Paying around 4000 per year just in interest on the CC balance alone; vs. the 7k being paid on the CC a year only changing the debt ratio by 3000 or thereabouts. That's a lot of financial pain from my perspective sitting roughly around the 14th percentile income strata. For reference if the money spent to write a check for the trunk were used to pay down the balance, it'd be a savings of about 900 per year on the finance charge on the card, vs 400ish on the truck. Add call it 400 from the insurance change even and it still winds up short and I suspect I'm overestimating the amount it might change their insurance.
I know we've been on a historic bull run in the stock market as of late, but I think that party is over for the market as a whole: if I make 10% this year from a reasonable investment thesis I'm going to be over the moon (and think I might be doing well to simply break even given how wobbly things are starting to look), and a 16% credit card interest rate just means I'm losing 6% a year, not even including inflation costs. I'd be doing whatever I could to airstrike that CC balance as a result, including liquidating other non-retirement account assets.
@Revelate wrote:At a net savings of a few hundred a year? It's a decent idea but I'm not sure it works out financially from a math perspective.
I was going off the assumption they were going to do a 0% balance transfer as she (or he ) mentioned. All % from interest being = at 0%, I would go with reducing a fixed payment like auto insurance. However, liability only can be quite a gamble.
@Revelate wrote:What are you trying to accomplish?
Best for FICO: pay the credit card
Best for saving money: pay the credit card
An installment loan at 6% isn't hurting that much financially comparitively, but a near 25k revolving debt at 15% that's a pretty hardcore debt which I'd personally be trying to pay off as soon as possible. It's not about size of payment, it's about interest rate when it comes to paying off debts the fastest and freeing up the most cash for future payments, and when there's a large disparity take the high APR one first every time in my estimation. In this case it happens to be the smart thing from a FICO perspective too in terms of qualifying you for a potential balance transfer or consolidation loan.
trying to accomplish ... getting out of debt. These two are all he has for debt, except the mortgage. His card is usually 0 balance, paid in full... and never ever has it been so close to maxed out. the reason it is where it is??? **COUGH ** COUGH ya that'll be me.. I am the only change... we sure had some great times tho but it's time to pay the piper.
as anyone could guess, it's the stress and worry and burden of having that high debt. It needs to go!!
@wop0101 wrote:
@Revelate wrote:At a net savings of a few hundred a year? It's a decent idea but I'm not sure it works out financially from a math perspective.
I was going off the assumption they were going to do a 0% balance transfer as she (or he ) mentioned. All % from interest being = at 0%, I would go with reducing a fixed payment like auto insurance. However, liability only can be quite a gamble.
I was going under the liberal assumption that a 0% transfer for that amount was going to be difficult if not outright mission impossible currently.
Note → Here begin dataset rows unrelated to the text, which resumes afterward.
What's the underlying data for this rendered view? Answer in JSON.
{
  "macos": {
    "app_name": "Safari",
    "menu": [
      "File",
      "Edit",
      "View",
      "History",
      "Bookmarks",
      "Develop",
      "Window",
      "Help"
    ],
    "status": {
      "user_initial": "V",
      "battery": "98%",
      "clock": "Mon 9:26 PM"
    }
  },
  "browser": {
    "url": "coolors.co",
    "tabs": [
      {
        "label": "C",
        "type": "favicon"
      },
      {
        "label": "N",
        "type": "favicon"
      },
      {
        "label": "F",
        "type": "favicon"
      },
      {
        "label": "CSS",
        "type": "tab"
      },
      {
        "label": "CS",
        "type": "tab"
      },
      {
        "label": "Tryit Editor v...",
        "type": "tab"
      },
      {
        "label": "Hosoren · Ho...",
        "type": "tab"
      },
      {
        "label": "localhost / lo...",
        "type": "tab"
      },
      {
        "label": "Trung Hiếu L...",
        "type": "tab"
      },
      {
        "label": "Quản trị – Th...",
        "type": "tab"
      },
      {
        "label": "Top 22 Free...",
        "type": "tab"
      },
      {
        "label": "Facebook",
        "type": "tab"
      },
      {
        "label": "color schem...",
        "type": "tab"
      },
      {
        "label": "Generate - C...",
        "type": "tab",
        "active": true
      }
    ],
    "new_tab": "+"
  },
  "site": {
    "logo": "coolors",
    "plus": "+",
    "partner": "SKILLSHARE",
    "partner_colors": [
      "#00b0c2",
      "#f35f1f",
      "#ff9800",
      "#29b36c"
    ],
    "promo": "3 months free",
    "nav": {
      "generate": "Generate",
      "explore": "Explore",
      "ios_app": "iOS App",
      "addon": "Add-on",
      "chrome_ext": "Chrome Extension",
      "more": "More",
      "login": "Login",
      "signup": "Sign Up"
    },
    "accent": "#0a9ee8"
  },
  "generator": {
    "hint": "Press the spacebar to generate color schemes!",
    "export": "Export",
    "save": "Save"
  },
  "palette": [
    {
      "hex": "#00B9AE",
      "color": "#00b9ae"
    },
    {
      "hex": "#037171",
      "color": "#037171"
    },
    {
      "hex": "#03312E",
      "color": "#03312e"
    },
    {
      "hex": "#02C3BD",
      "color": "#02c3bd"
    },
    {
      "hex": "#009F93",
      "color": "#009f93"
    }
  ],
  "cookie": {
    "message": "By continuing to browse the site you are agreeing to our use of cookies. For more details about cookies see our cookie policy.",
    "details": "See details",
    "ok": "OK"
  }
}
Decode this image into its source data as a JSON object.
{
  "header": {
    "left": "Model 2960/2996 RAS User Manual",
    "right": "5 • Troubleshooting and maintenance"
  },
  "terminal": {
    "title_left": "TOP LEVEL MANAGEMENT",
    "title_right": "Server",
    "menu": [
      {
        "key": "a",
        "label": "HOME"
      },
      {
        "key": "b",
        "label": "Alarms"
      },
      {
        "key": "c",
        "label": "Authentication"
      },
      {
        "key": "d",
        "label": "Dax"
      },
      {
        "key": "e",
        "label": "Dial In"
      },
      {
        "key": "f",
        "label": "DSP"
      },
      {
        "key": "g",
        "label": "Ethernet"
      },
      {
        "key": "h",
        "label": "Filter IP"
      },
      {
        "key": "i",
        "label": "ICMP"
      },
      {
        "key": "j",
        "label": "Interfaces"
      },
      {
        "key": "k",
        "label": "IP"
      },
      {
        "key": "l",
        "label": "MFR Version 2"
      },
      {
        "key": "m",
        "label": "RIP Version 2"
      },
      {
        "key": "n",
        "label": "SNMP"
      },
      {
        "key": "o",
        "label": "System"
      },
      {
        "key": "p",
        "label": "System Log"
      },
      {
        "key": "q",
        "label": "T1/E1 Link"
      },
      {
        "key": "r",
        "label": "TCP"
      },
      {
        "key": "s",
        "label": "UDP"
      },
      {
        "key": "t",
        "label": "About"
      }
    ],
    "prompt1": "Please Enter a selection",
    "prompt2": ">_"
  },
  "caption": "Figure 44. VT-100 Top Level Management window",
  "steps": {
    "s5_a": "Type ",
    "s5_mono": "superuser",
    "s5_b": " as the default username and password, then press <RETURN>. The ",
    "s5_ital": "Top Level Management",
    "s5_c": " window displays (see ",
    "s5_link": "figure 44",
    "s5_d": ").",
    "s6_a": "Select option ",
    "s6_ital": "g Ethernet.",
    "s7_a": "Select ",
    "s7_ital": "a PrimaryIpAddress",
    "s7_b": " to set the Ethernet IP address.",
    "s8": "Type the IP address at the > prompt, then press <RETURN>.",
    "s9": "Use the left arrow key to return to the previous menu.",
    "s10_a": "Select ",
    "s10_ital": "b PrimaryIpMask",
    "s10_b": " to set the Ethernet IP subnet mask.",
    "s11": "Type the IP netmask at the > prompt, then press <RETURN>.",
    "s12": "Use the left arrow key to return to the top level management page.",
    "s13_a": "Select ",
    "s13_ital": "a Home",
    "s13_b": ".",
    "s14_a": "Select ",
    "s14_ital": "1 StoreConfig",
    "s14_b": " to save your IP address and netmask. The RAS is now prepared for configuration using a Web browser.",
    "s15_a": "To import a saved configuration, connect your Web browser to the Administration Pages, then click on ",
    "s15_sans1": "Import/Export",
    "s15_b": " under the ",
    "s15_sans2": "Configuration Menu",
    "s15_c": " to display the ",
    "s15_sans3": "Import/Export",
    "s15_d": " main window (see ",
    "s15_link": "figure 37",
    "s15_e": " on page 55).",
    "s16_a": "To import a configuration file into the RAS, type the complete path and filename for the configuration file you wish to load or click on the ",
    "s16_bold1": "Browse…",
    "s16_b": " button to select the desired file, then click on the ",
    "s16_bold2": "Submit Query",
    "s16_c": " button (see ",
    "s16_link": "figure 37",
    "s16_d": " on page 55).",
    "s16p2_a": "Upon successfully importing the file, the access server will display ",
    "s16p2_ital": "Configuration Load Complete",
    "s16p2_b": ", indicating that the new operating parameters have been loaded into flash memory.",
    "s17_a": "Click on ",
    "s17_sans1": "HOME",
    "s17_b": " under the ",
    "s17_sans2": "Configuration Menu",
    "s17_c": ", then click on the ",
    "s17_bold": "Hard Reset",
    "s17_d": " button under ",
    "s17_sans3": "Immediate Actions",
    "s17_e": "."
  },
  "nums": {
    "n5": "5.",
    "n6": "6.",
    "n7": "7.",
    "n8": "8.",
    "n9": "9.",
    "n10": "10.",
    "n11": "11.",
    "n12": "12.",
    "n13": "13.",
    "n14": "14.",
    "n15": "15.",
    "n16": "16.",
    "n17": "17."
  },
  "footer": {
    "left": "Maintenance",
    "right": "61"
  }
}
Would be easier with a smaller balance, less fees associated with it too for most transfer offers I've ever seen.
@OP: saving money = getting out of debt faster, my apologies for not stating that better in my post. Pay the credit card .
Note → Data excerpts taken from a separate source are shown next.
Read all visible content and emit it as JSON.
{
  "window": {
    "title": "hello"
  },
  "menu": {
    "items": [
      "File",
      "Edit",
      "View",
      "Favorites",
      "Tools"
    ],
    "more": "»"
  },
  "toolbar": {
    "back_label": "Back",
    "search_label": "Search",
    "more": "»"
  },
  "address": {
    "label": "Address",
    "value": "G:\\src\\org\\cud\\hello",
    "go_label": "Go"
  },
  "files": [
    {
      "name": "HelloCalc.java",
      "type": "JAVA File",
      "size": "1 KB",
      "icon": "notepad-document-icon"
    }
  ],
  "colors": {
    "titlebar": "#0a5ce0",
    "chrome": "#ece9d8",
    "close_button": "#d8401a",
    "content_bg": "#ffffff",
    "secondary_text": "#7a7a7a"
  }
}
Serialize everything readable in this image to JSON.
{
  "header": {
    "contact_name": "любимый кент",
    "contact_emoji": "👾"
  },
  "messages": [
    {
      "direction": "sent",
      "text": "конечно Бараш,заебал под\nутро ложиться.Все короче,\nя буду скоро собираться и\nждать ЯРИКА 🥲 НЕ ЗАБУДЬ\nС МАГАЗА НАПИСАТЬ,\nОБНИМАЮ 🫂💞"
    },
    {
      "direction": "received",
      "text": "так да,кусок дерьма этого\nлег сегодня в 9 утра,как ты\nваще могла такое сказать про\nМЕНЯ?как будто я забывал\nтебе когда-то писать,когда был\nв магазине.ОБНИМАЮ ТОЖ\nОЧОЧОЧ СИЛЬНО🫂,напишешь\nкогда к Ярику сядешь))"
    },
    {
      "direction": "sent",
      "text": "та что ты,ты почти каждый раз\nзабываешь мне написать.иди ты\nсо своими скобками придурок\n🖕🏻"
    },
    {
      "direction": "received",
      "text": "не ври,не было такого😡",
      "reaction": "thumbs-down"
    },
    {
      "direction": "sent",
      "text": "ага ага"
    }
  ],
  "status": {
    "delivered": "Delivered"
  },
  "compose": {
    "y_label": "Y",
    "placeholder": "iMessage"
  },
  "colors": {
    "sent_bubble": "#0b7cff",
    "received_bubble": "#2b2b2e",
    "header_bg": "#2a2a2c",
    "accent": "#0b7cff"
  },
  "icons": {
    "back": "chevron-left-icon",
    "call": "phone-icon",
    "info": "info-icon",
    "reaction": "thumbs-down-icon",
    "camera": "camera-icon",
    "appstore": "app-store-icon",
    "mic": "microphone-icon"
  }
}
@missmama wrote:trying to accomplish ... getting out of debt. These two are all he has for debt, except the mortgage. His card is usually 0 balance, paid in full... and never ever has it been so close to maxed out.
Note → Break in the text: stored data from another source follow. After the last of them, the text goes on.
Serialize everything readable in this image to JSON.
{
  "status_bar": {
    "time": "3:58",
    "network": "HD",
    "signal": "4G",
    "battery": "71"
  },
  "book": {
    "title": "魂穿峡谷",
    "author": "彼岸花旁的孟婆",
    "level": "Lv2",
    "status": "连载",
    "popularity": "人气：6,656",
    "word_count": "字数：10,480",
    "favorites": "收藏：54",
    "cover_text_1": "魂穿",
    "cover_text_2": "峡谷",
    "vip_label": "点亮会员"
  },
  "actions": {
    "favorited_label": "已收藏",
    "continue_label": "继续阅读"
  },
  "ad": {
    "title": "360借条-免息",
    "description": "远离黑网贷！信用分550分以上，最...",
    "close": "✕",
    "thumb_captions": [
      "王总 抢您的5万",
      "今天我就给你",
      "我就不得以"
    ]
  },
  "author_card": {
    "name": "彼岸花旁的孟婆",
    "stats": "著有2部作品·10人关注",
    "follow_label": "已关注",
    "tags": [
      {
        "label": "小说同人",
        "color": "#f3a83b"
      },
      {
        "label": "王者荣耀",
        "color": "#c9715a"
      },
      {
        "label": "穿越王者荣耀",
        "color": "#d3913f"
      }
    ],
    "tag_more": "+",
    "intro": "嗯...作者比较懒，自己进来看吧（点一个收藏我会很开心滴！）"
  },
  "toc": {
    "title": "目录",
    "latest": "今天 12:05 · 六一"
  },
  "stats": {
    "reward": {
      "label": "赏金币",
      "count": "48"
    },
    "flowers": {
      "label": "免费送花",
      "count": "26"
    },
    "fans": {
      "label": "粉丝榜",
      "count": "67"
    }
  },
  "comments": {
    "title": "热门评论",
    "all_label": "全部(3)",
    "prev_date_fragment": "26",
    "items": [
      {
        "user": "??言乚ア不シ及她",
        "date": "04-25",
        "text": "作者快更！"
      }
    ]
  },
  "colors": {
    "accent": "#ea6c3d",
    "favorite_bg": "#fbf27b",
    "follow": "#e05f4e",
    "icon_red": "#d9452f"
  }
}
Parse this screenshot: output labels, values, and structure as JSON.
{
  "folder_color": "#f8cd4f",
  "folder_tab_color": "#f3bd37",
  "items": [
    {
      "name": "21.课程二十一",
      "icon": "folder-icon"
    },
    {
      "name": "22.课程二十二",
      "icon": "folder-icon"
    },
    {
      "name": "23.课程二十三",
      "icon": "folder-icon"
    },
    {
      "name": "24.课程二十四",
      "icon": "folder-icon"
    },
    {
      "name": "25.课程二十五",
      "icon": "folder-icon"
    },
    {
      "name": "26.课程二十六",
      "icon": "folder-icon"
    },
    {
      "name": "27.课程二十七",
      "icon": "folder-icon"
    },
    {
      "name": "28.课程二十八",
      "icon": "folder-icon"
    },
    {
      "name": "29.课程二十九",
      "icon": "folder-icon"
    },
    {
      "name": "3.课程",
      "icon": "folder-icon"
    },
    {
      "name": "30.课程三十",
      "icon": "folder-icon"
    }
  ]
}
In addition to reasons already given above for paying the card first:
High utilization over prolonged time can lead to AA. Been there myself and I have a card which was balance chased from $7,200 to $3,600 as a result. I've acquired cards with 5 digit limits since then. I've even applied and received the best terms for other products with the creditor that balanced chased me yet that card still remains at $3,600.